According to Spyridakis, in a meeting with the criminal investigator in Limassol, the two officers declined to respond to the charges before consulting with their lawyer.
He added that the Legal Service would formally file the criminal charges against them in court on Monday.
“If they are found guilty of committing these crimes, their punishment will be severe,” Spyridakis said.
The IAIACAP head revealed that the criminal investigator originally appointed to look into the case had been the head of Paphos police, under whom the two policemen served, but was replaced after the officers voiced reservations.
“There never was any effort to cover up the case,” he claimed.
But the fact that the initial criminal investigator was replaced at the request of the two policemen directly contradicts Spyridakis’ claim on Thursday that the replacement was decided not because anyone asked for it but because the Paphos police head “knew several people at the Polis Chrysochous station and thus had a conflict of interest”.
Asked why the IAIACAP failed to ask for the two officers’ suspension, he claimed that “since the authority was created, some ten years ago, it has been standard practice that it didn’t ask for the suspension of officers involved in such criminal offences”.
Though hardly a solid argument, his claim is also at odds with his remarks from Thursday, when he put the authority’s failure to ask for the suspension of the policemen down to “negligence”.
Still, he said, the police had been in possession of the video in question right from the start, and could – but did not – order the suspension of the two before the case was passed on to the IAIACAP.
And with regard to the delay in processing the case, for which the authority has received flak from both the government and the police, Spyridakis said it was due to the absence of two IAIACAP members for health reasons. For very serious cases such as this one, he claimed, the watchdog has always sought to make decisions in a full house.
But, he shot back, although the justice minister had been aware of the resignation of a third member, it took him and the government two months to appoint a replacement, further delaying the authority’s operation.
Plus, he argued, the IAIACAP is severely understaffed, as is the Legal Service.
But it seems that his somewhat erratic remarks left the government less than impressed.
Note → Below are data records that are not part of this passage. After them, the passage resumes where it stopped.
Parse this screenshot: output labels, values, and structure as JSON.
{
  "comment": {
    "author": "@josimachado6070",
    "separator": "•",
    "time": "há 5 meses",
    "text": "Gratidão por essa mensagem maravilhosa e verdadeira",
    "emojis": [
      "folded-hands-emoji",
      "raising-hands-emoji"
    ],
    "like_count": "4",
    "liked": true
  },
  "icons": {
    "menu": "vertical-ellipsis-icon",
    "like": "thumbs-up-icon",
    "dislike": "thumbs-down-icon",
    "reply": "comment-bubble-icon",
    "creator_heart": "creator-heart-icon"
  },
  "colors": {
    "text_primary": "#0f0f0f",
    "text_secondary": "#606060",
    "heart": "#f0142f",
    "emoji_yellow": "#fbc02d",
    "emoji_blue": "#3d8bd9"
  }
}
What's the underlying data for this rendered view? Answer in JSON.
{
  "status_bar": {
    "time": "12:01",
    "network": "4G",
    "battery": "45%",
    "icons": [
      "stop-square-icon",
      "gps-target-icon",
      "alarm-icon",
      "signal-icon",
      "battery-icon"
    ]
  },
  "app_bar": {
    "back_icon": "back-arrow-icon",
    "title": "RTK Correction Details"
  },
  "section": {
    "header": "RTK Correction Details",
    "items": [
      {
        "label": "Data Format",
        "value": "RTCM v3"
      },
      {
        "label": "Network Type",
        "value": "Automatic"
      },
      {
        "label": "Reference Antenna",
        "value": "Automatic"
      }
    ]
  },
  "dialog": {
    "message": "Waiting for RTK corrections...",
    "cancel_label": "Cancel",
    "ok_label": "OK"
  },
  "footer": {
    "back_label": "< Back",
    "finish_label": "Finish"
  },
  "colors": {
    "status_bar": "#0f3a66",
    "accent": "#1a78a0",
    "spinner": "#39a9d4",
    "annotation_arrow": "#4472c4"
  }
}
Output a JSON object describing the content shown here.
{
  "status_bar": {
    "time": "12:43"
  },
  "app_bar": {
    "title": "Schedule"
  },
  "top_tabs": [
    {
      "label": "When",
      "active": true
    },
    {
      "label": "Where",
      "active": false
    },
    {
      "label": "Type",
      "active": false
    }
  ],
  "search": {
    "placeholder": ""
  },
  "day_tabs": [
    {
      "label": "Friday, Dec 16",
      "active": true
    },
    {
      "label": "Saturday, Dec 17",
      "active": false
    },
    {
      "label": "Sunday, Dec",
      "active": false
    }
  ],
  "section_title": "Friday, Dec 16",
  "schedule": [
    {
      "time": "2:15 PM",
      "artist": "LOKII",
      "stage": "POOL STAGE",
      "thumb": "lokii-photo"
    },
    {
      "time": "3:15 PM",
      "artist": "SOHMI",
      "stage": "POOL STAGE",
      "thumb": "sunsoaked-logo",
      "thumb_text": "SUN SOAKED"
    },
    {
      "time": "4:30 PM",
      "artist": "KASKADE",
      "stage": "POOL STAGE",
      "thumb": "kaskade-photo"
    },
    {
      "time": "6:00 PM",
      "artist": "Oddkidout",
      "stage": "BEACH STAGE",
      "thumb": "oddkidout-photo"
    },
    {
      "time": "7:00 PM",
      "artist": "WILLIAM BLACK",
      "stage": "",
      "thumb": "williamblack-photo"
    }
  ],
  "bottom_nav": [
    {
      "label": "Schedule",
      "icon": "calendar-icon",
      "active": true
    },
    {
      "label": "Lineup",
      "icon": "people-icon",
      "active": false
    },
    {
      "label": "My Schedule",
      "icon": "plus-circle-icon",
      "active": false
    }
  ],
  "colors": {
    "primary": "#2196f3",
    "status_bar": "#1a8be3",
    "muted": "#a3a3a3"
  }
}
On Friday, Undersecretary to the President Constantinos Petrides tweeted a sharp barb against Spyridakis.
“The IAIACAP’s chairman had better stop making excuses because he is just embarrassing himself publicly,” he wrote.
“Claiming he hasn’t got enough TYPISTS!”
Spyridakis was re-appointed chairman of the IAIACAP in April 2011 for a five-year term, after serving the remainder of previous chairman Yiannakis Agapiou’s term when he passed away a year earlier.